I devoted an entire column to the idea of a citizenship bonus in November 2011. At that time I expressed some ambivalence about its effectiveness. Since then I’ve become disenchanted and think it may do more harm than good.
SHM’s 2016 State of Hospital Medicine (SOHM) Report, based on 2015 data, shows that 46% of Hospital Medicine Groups (HMGs) connect some portion of bonus dollars to a provider’s citizenship.1 This is a relatively new phenomenon in the last 5 years or so. My anecdotal experience is that it isn’t limited to hospitalists; it is pretty common for doctors in any specialty who are employed by a hospital or other large organization.
The intent is good. It is a financial incentive for the doctor to redirect some time and attention away from direct patient care and toward organizational concerns like systems and processes.

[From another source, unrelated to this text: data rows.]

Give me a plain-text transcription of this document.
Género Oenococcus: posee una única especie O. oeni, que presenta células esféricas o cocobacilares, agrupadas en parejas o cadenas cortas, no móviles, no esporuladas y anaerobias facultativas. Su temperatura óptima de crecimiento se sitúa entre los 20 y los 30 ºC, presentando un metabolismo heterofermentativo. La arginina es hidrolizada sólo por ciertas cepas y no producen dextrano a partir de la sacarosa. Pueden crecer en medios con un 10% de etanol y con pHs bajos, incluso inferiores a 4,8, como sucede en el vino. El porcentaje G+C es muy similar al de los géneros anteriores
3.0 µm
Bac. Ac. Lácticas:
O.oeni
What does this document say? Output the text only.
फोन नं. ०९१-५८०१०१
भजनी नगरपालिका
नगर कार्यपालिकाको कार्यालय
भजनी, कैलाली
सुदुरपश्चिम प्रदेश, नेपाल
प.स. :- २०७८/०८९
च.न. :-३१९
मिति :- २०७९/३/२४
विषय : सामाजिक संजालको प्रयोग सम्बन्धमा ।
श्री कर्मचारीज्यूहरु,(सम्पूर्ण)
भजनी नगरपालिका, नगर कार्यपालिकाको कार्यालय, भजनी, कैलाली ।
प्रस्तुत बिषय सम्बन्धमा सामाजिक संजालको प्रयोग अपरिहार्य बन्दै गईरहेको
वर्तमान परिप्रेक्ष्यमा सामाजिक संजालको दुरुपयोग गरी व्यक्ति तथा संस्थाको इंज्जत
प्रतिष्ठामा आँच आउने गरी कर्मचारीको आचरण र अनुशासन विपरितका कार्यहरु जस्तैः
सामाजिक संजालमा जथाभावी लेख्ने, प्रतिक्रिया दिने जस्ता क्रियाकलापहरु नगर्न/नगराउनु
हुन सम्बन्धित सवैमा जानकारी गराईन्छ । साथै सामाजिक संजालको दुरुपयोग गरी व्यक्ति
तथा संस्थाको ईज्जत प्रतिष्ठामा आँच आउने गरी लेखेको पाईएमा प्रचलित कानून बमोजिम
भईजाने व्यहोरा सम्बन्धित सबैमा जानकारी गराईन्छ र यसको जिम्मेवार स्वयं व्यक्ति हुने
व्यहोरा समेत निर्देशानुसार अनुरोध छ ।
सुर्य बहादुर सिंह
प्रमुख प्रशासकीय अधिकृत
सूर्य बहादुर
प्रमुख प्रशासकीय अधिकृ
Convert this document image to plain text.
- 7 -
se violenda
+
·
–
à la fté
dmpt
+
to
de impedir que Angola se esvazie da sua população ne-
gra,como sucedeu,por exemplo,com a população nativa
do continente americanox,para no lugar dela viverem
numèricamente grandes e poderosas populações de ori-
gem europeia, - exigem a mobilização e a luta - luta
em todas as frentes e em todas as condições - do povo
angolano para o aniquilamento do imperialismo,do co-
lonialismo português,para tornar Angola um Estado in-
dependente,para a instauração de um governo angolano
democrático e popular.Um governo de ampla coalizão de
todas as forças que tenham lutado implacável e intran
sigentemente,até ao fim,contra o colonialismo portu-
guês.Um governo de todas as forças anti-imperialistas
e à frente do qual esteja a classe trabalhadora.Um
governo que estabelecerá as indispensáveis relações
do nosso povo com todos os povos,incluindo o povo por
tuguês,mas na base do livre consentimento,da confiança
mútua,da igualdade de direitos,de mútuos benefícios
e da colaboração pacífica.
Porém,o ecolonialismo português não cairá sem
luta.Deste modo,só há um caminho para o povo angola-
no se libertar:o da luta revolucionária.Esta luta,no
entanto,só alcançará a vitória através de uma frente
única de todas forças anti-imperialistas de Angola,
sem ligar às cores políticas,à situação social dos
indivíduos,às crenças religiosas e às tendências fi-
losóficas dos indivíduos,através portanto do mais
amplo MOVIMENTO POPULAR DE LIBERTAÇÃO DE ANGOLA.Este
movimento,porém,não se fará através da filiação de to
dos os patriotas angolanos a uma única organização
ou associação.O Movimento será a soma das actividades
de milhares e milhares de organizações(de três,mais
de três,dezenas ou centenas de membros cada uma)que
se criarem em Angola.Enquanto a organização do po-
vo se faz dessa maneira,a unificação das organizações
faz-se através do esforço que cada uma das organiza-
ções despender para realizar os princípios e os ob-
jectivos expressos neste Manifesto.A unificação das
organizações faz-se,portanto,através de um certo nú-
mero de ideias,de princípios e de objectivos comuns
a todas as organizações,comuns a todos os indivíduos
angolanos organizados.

As the pace of change in healthcare reimbursement and clinical practice seems to accelerate every year, it makes sense to provide compensation for the increasing amount of work outside of direct patient care required of us all.
HMGs vary in their definitions of what constitutes citizenship, but usually include things like committee participation, lectures, grand rounds presentations, community talks, research publications.
Our hospitalist group at my hospital has well-defined criteria that require attendance at more than 75% of meetings as a “light switch” (pays nothing itself, but “turns on” availability to citizenship bonus). Bonus dollars are paid for success in any one of several activities, such as making an in-person visit to two PCP offices or completing a meaningful project related to practice operations or clinical care.
I’ve been a supporter of a citizenship bonus for a long time, but two things have made me ambivalent or even opposed to it. The first is a book by Daniel Pink titled Drive: The Surprising Truth About What Motivates Us. It’s a short and very thought-provoking book summarizing research that suggests the effect of providing external rewards like compensation is to “…extinguish intrinsic motivation, diminish performance, crush creativity, and crowd out good behavior.”
The second reason for my ambivalence is my experience working with a lot of HMGs around the country. Those that have a citizenship bonus don’t seem to realize improved operations, more engaged doctors, or lower turnover, and so on. In fact, my experience is that the bonus tends to do exactly what Pink says – steer individuals and the group as a whole away from what is desired.
I’m not ready to say a citizenship bonus is always a bad idea. But it sure seems like it works out badly for many or most groups.
But if you do have a citizenship bonus, then don’t make the mistake of tying it to very basic expectations of the job, like attending group meetings or completing chart documentation on time. Doing those things should never be seen as a reason for a bonus.
Jeopardy (‘surge’) staffing: Not catching on?
As I write, influenza has swept through our region, and my hospital – like most along the west coast – is experiencing incredibly high volumes. I enter the building through a patient care unit that has been mothballed for several years, but today people from building maintenance were busy getting it ready for patients. The hospital is offering various incentives for patient care staff to work extra shifts to manage this volume surge, and our hospitalists have days with encounters near or at our highest-ever level. So surge capacity is once again on my mind.
In September and October of 2010 I wrote about some ways to address hospitalist surge capacity (here and here). Unfortunately, all are imperfect; solutions that are both practical and affordable are hard to come up with. Like then, I still think the most important thing to keep in mind is that the fewer shifts a provider works annually (the more time off), the busier the average working day to achieve typical annual productivity. This in turn means the regularly scheduled staffing will have less “headroom” to handle busy days.
But if every hospitalist in the group went from, say, 156 to 190 shifts annually, the practice might be able to staff every day with an additional provider without adding staff or spending more money. And a doc’s average day would be less busy, which for some people (okay, not very many) would be a worthwhile trade-off. I realize this is a tough sell and to many people it sounds crazy.
The 2014 SOHM showed 42% of HMGs had “no formal backup system,” and this had climbed to 58% in the 2016 Report. I don’t know if jeopardy or surge backup systems are really becoming less common, but it seems pretty clear they aren’t becoming more common. So it’s worth thinking about whether there is a practical way to remove inhibitors of surge capacity.